Sri Lanka’s tea exports, popularly known as “Ceylon Tea”, is regarded as the gold standard for tea in the world due to its unique taste, superb quality, and invigorating health benefits. Speaking about its remarkable resilience, she stated that the industry’s supply and value chain has been proactively supported to ensure a steady supply of products for exports.
Notably, Ceylon tea products are expanding their market in the Philippines with renowned brands such as Dilmah, Basilur, George Steuarts, Jones, Zesta, among others, are now available in top hotels, resorts, restaurants, and leading supermarkets.
In the milk tea industry, Ceylon tea is also gaining traction.
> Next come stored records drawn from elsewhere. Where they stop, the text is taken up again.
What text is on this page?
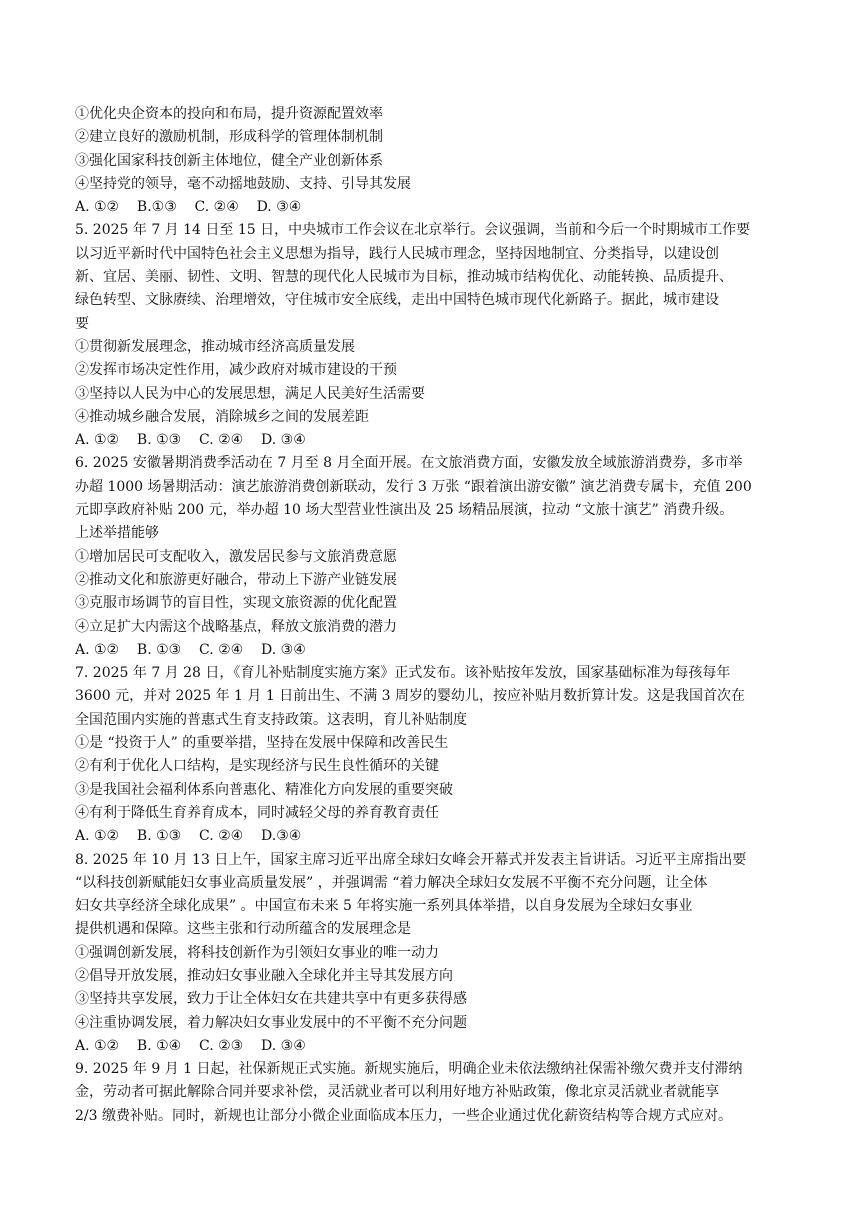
①优化央企资本的投向和布局，提升资源配置效率
②建立良好的激励机制，形成科学的管理体制机制
③强化国家科技创新主体地位，健全产业创新体系
④坚持党的领导，毫不动摇地鼓励、支持、引导其发展
A. ①②    B.①③    C. ②④    D. ③④
5. 2025 年 7 月 14 日至 15 日，中央城市工作会议在北京举行。会议强调，当前和今后一个时期城市工作要
以习近平新时代中国特色社会主义思想为指导，践行人民城市理念，坚持因地制宜、分类指导，以建设创
新、宜居、美丽、韧性、文明、智慧的现代化人民城市为目标，推动城市结构优化、动能转换、品质提升、
绿色转型、文脉赓续、治理增效，守住城市安全底线，走出中国特色城市现代化新路子。据此，城市建设
要
①贯彻新发展理念，推动城市经济高质量发展
②发挥市场决定性作用，减少政府对城市建设的干预
③坚持以人民为中心的发展思想，满足人民美好生活需要
④推动城乡融合发展，消除城乡之间的发展差距
A. ①②    B. ①③    C. ②④    D. ③④
6. 2025 安徽暑期消费季活动在 7 月至 8 月全面开展。在文旅消费方面，安徽发放全域旅游消费券，多市举
办超 1000 场暑期活动：演艺旅游消费创新联动，发行 3 万张 “跟着演出游安徽” 演艺消费专属卡，充值 200
元即享政府补贴 200 元，举办超 10 场大型营业性演出及 25 场精品展演，拉动 “文旅十演艺” 消费升级。
上述举措能够
①增加居民可支配收入，激发居民参与文旅消费意愿
②推动文化和旅游更好融合，带动上下游产业链发展
③克服市场调节的盲目性，实现文旅资源的优化配置
④立足扩大内需这个战略基点，释放文旅消费的潜力
A. ①②    B. ①③    C. ②④    D. ③④
7. 2025 年 7 月 28 日，《育儿补贴制度实施方案》正式发布。该补贴按年发放，国家基础标准为每孩每年
3600 元，并对 2025 年 1 月 1 日前出生、不满 3 周岁的婴幼儿，按应补贴月数折算计发。这是我国首次在
全国范围内实施的普惠式生育支持政策。这表明，育儿补贴制度
①是 “投资于人” 的重要举措，坚持在发展中保障和改善民生
②有利于优化人口结构，是实现经济与民生良性循环的关键
③是我国社会福利体系向普惠化、精准化方向发展的重要突破
④有利于降低生育养育成本，同时减轻父母的养育教育责任
A. ①②    B. ①③    C. ②④    D.③④
8. 2025 年 10 月 13 日上午，国家主席习近平出席全球妇女峰会开幕式并发表主旨讲话。习近平主席指出要
“以科技创新赋能妇女事业高质量发展” ，并强调需 “着力解决全球妇女发展不平衡不充分问题，让全体
妇女共享经济全球化成果” 。中国宣布未来 5 年将实施一系列具体举措，以自身发展为全球妇女事业
提供机遇和保障。这些主张和行动所蕴含的发展理念是
①强调创新发展，将科技创新作为引领妇女事业的唯一动力
②倡导开放发展，推动妇女事业融入全球化并主导其发展方向
③坚持共享发展，致力于让全体妇女在共建共享中有更多获得感
④注重协调发展，着力解决妇女事业发展中的不平衡不充分问题
A. ①②    B. ①④    C. ②③    D. ③④
9. 2025 年 9 月 1 日起，社保新规正式实施。新规实施后，明确企业未依法缴纳社保需补缴欠费并支付滞纳
金，劳动者可据此解除合同并要求补偿，灵活就业者可以利用好地方补贴政策，像北京灵活就业者就能享
2/3 缴费补贴。同时，新规也让部分小微企业面临成本压力，一些企业通过优化薪资结构等合规方式应对。
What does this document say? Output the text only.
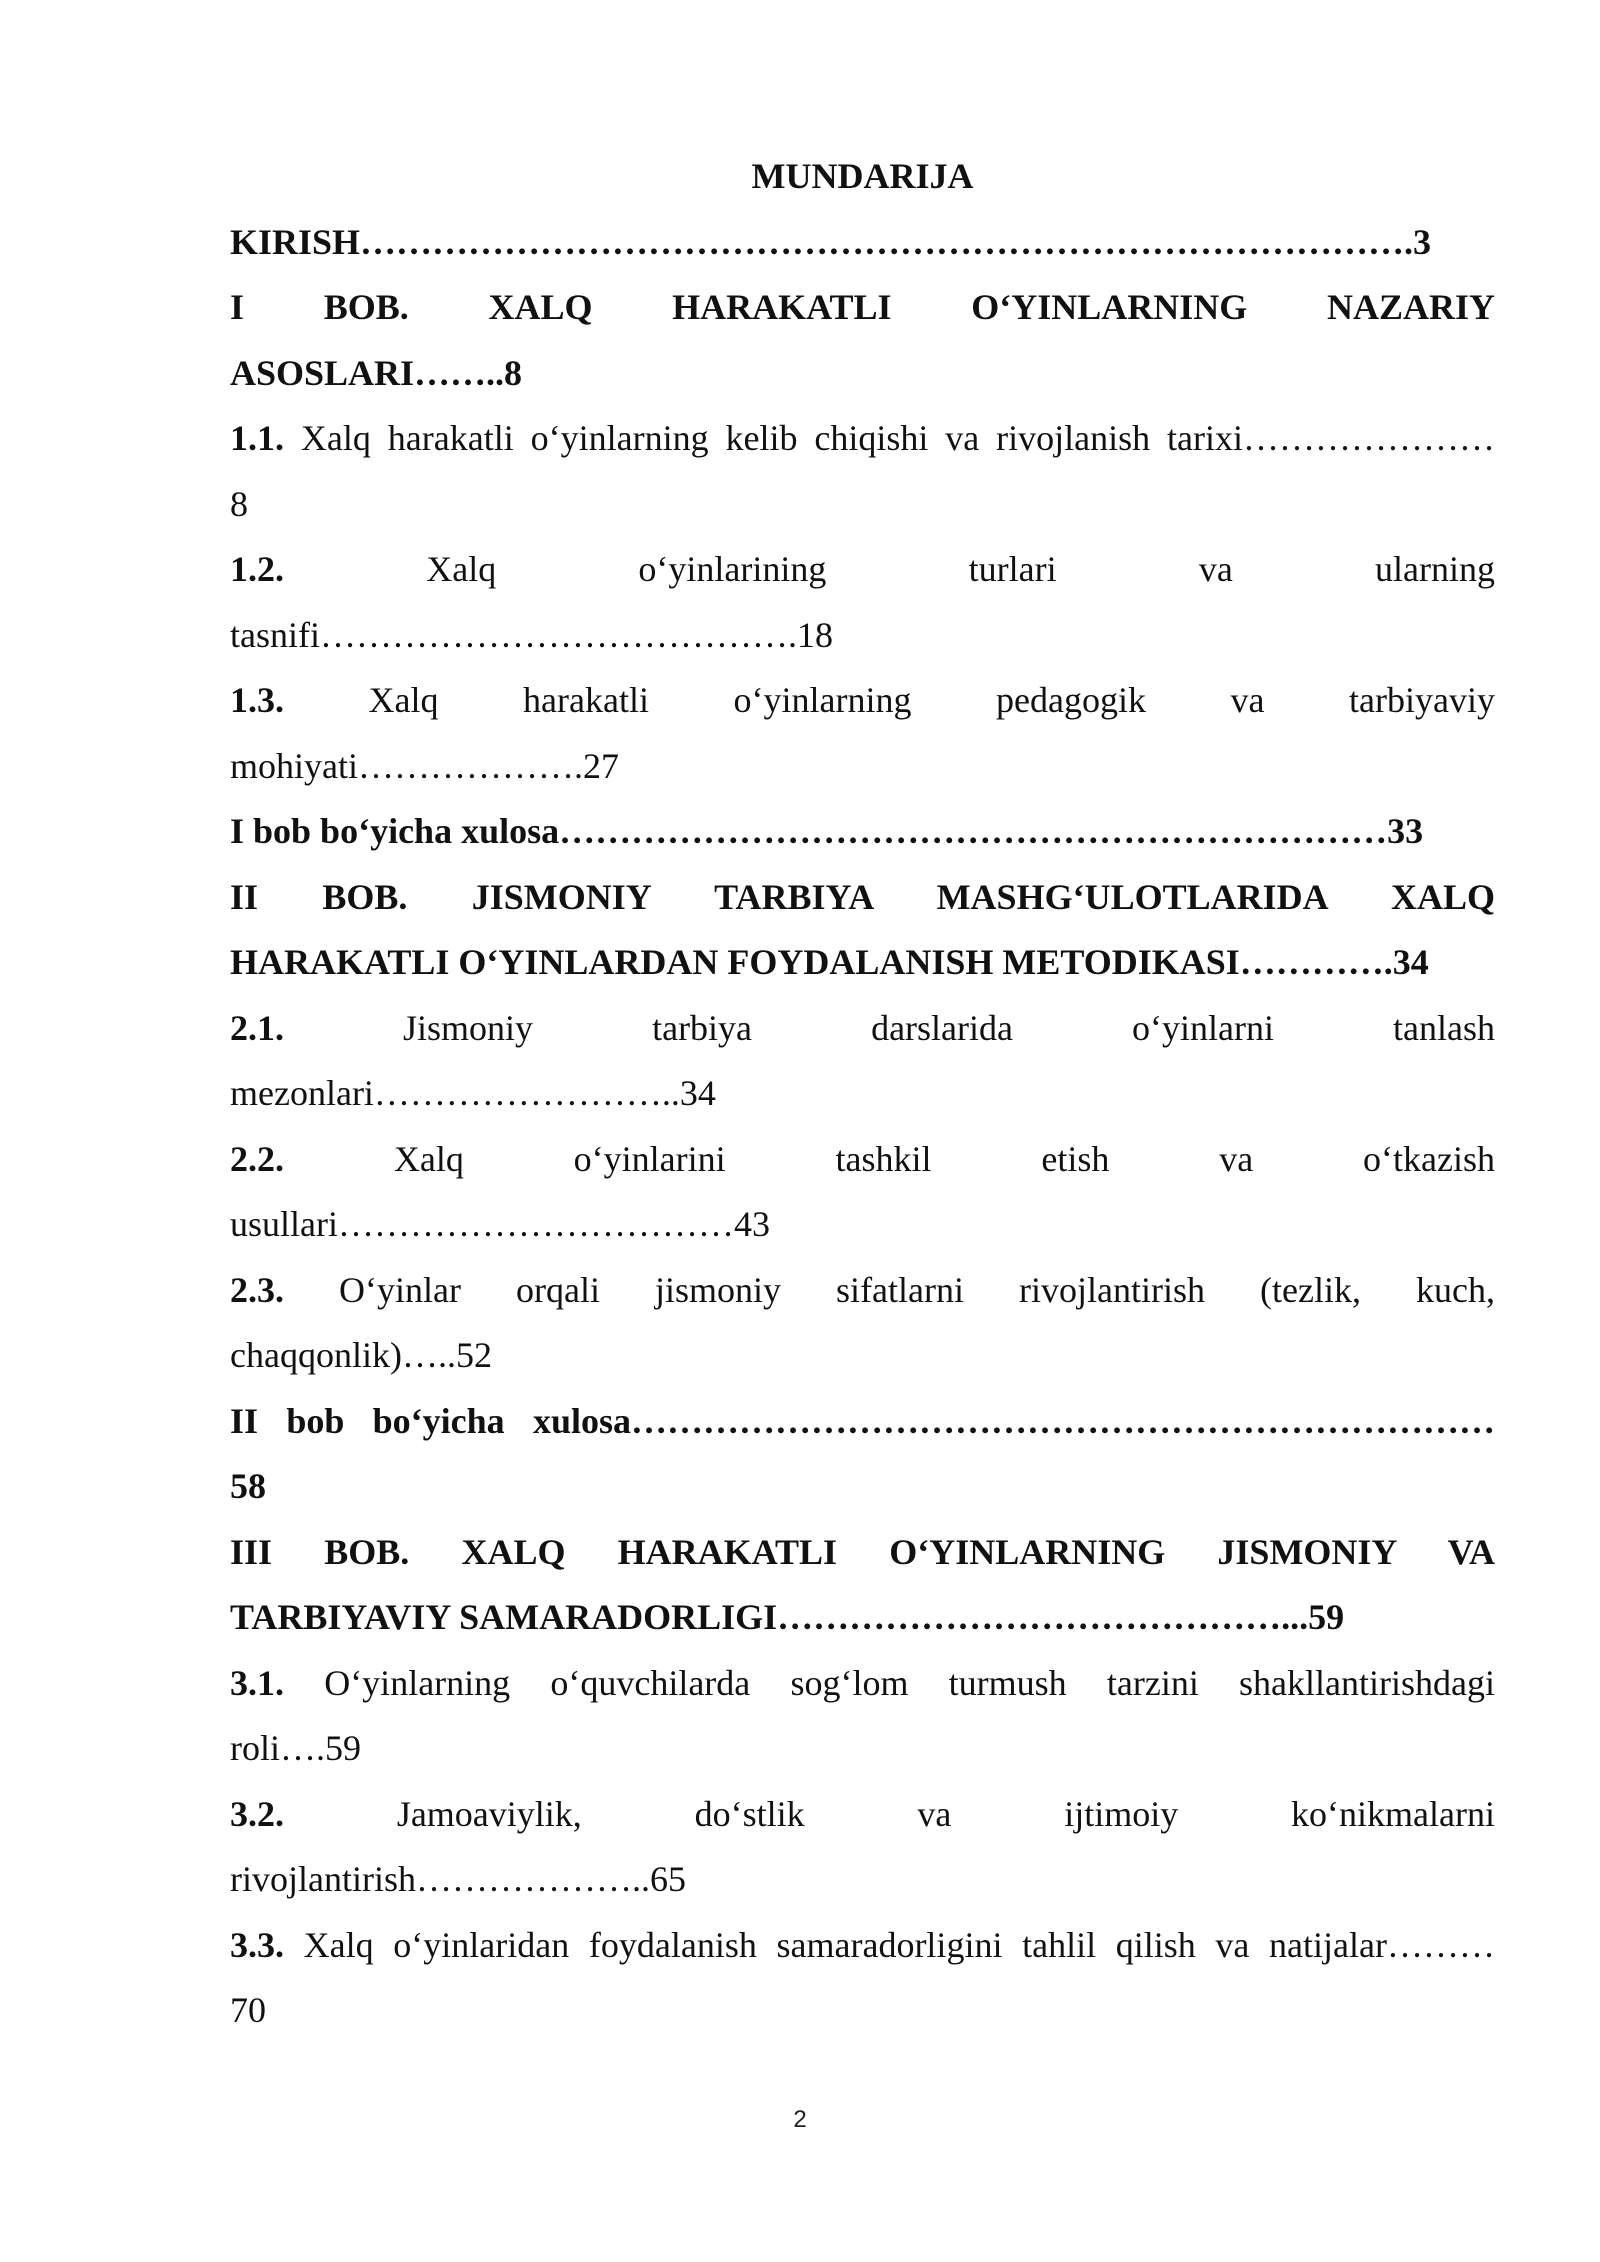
MUNDARIJA

KIRISH…………………………………………………………………………….3

I BOB. XALQ HARAKATLI O‘YINLARNING NAZARIY
ASOSLARI……..8

1.1. Xalq harakatli o‘yinlarning kelib chiqishi va rivojlanish tarixi…………………
8

1.2. Xalq o‘yinlarining turlari va ularning
tasnifi………………………………….18

1.3. Xalq harakatli o‘yinlarning pedagogik va tarbiyaviy
mohiyati……………….27

I bob bo‘yicha xulosa……………………………………………………………33

II BOB. JISMONIY TARBIYA MASHG‘ULOTLARIDA XALQ
HARAKATLI O‘YINLARDAN FOYDALANISH METODIKASI………….34

2.1. Jismoniy tarbiya darslarida o‘yinlarni tanlash
mezonlari……………………..34

2.2. Xalq o‘yinlarini tashkil etish va o‘tkazish
usullari……………………………43

2.3. O‘yinlar orqali jismoniy sifatlarni rivojlantirish (tezlik, kuch,
chaqqonlik)…..52

II bob bo‘yicha xulosa………………………………………………………………
58

III BOB. XALQ HARAKATLI O‘YINLARNING JISMONIY VA
TARBIYAVIY SAMARADORLIGI……………………………………...59

3.1. O‘yinlarning o‘quvchilarda sog‘lom turmush tarzini shakllantirishdagi
roli….59

3.2. Jamoaviylik, do‘stlik va ijtimoiy ko‘nikmalarni
rivojlantirish………………..65

3.3. Xalq o‘yinlaridan foydalanish samaradorligini tahlil qilish va natijalar………
70

2
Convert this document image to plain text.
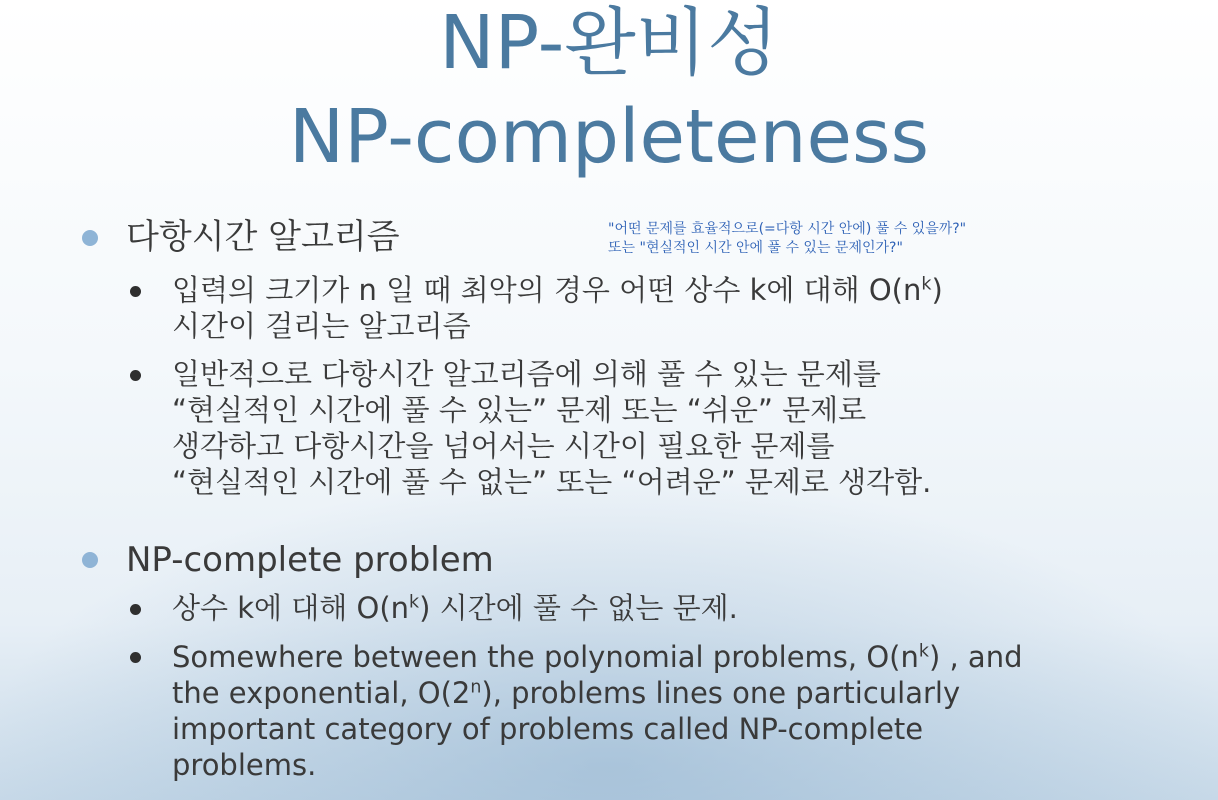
NP-완비성
NP-completeness
"어떤 문제를 효율적으로(=다항 시간 안에) 풀 수 있을까?"
또는 "현실적인 시간 안에 풀 수 있는 문제인가?"
다항시간 알고리즘
입력의 크기가 n 일 때 최악의 경우 어떤 상수 k에 대해 $O(n^k)$
시간이 걸리는 알고리즘
일반적으로 다항시간 알고리즘에 의해 풀 수 있는 문제를
“현실적인 시간에 풀 수 있는” 문제 또는 “쉬운” 문제로
생각하고 다항시간을 넘어서는 시간이 필요한 문제를
“현실적인 시간에 풀 수 없는” 또는 “어려운” 문제로 생각함.
NP-complete problem
상수 k에 대해 $O(n^k)$ 시간에 풀 수 없는 문제.
Somewhere between the polynomial problems, $O(n^k)$ , and
the exponential, O(2$^n$), problems lines one particularly
important category of problems called NP-complete
problems.
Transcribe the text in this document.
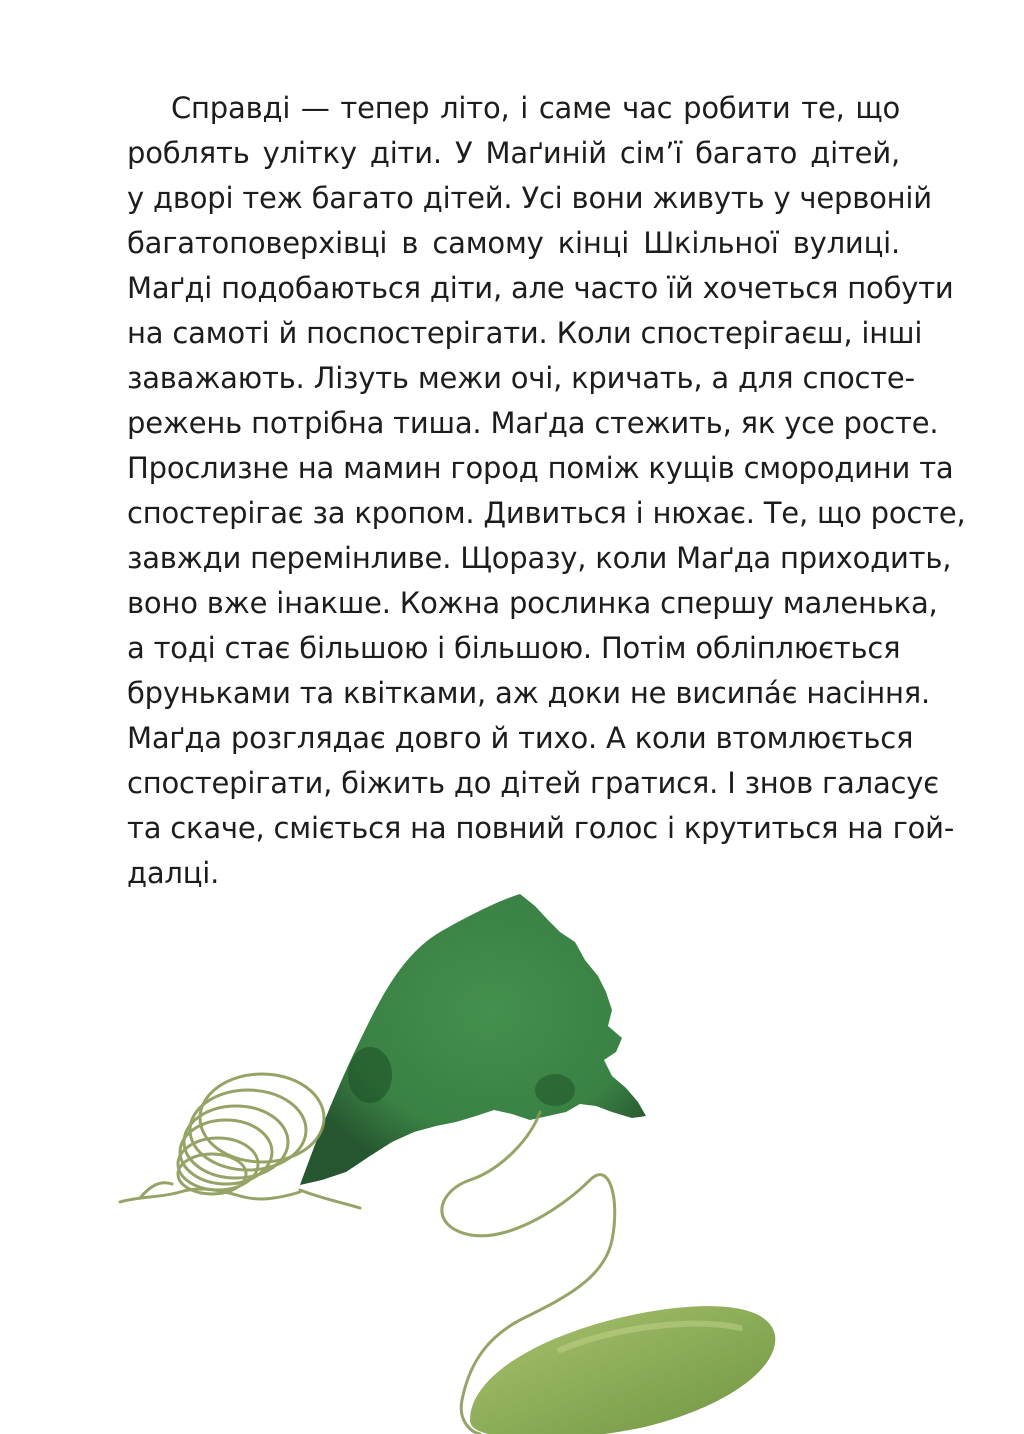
Справді — тепер літо, і саме час робити те, що
роблять улітку діти. У Маґиній сім’ї багато дітей,
у дворі теж багато дітей. Усі вони живуть у червоній
багатоповерхівці в самому кінці Шкільної вулиці.
Маґді подобаються діти, але часто їй хочеться побути
на самоті й поспостерігати. Коли спостерігаєш, інші
заважають. Лізуть межи очі, кричать, а для спосте-
режень потрібна тиша. Маґда стежить, як усе росте.
Прослизне на мамин город поміж кущів смородини та
спостерігає за кропом. Дивиться і нюхає. Те, що росте,
завжди перемінливе. Щоразу, коли Маґда приходить,
воно вже інакше. Кожна рослинка спершу маленька,
а тоді стає більшою і більшою. Потім обліплюється
бруньками та квітками, аж доки не висипáє насіння.
Маґда розглядає довго й тихо. А коли втомлюється
спостерігати, біжить до дітей гратися. І знов галасує
та скаче, сміється на повний голос і крутиться на гой-
далці.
The Island Tea Co., a Sri Lankan-owned milk tea franchise launched by businessman Minodh De Sylva, has been expanding its retail network in the Philippines. Recently, he also launched “Ceylon Coffee Club” to introduce the best of high-quality Ceylon Coffee to the Philippine market.
Ambassador Gunasekera is optimistic that the brand image that Sri Lanka has created for many of the best in the world would be the stepping stone to navigate through the current challenges.